I’ve been pretty busy with the semester coming to an end but got a chance to ride Northstar today. They’ve done an excellent job creating a fun park with the little bit of snow they are working with. The only park open is still pinball. The top section begins with a 5 foot flat box followed by a 5 foot triple barrel flat rail. After this, you can hit a 12 foot flat box on the skiers ride or go left to a 10 foot down box. The top part of the park ends with a really fun 12 foot flat rail. 

I was really glad to see Northstar made some bigger jumps in the middle section of the park. This section starts with the same small five foot step down immediately following the top of the park. Next, there is a new really fun double jump line. The first jump is about 10 feet followed by a smooth 15-20 foot table. The second jump is nice because you can take it big and the landing is still really smooth. After the jumps, their is a small pole bonk and two mellow rollers on the skiers right hand side. 

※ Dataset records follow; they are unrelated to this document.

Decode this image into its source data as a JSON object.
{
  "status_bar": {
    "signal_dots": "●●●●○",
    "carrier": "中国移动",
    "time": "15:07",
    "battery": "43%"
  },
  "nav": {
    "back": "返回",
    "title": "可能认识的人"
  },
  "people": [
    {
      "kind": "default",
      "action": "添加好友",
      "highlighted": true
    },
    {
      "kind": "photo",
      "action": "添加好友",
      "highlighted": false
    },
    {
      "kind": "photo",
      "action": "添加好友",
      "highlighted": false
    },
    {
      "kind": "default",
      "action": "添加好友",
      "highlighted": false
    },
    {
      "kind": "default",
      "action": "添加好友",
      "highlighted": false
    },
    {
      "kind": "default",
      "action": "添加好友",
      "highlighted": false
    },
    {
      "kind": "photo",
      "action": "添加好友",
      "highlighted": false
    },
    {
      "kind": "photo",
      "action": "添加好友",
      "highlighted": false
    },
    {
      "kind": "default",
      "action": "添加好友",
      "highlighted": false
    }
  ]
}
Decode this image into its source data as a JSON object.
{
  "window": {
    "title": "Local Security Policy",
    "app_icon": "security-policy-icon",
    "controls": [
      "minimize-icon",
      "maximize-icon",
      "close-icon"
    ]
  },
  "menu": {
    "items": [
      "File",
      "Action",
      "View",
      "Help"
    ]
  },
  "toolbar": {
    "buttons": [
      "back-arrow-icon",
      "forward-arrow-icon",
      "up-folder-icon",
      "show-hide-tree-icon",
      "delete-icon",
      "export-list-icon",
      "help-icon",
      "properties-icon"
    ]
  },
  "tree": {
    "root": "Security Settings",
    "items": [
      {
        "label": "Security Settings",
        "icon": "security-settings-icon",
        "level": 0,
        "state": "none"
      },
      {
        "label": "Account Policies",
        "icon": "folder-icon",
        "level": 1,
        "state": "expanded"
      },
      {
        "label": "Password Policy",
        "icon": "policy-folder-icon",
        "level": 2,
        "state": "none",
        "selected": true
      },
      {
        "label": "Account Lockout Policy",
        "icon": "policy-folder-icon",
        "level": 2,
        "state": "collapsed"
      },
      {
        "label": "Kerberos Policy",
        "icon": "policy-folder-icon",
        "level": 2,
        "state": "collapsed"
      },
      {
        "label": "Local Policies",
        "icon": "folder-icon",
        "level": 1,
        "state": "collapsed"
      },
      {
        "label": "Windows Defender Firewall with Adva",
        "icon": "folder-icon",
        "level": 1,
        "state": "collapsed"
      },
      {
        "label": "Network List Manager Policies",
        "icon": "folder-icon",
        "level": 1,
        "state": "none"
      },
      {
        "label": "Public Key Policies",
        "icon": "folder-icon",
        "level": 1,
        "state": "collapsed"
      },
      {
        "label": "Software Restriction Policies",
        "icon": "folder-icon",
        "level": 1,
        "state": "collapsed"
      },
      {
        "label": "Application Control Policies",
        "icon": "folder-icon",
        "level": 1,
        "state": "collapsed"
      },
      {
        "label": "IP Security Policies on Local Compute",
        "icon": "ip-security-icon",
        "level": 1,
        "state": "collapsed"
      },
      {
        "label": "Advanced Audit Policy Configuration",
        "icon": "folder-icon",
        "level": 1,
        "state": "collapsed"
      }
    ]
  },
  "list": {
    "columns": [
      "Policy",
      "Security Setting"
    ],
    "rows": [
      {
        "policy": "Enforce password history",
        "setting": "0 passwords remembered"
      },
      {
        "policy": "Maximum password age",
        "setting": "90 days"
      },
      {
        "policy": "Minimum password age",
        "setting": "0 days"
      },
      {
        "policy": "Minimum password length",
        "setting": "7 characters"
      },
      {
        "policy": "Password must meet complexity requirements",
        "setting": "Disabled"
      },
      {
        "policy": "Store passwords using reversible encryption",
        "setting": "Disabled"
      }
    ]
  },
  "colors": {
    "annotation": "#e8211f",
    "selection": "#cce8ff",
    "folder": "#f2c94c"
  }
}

The bottom of the park has a good amount of variation. The skiers left hand side features a 10 foot down lift tower tube, into a 10 foot circle down rail, and a 13 foot down square donkey rail. The skiers right hand side begins with a 10 foot rainbow box, into a 22 foot flat box, followed by a square A-frame rail. Next you have the option of a 14 foot circle down rail or 22 foot roller coaster box. 

The bottom of the park ends with a pole jam into a 15 foot square down flat down rail on the skiers left. On the other side, there is a slanted wall-ride into a lift tower tube spine. 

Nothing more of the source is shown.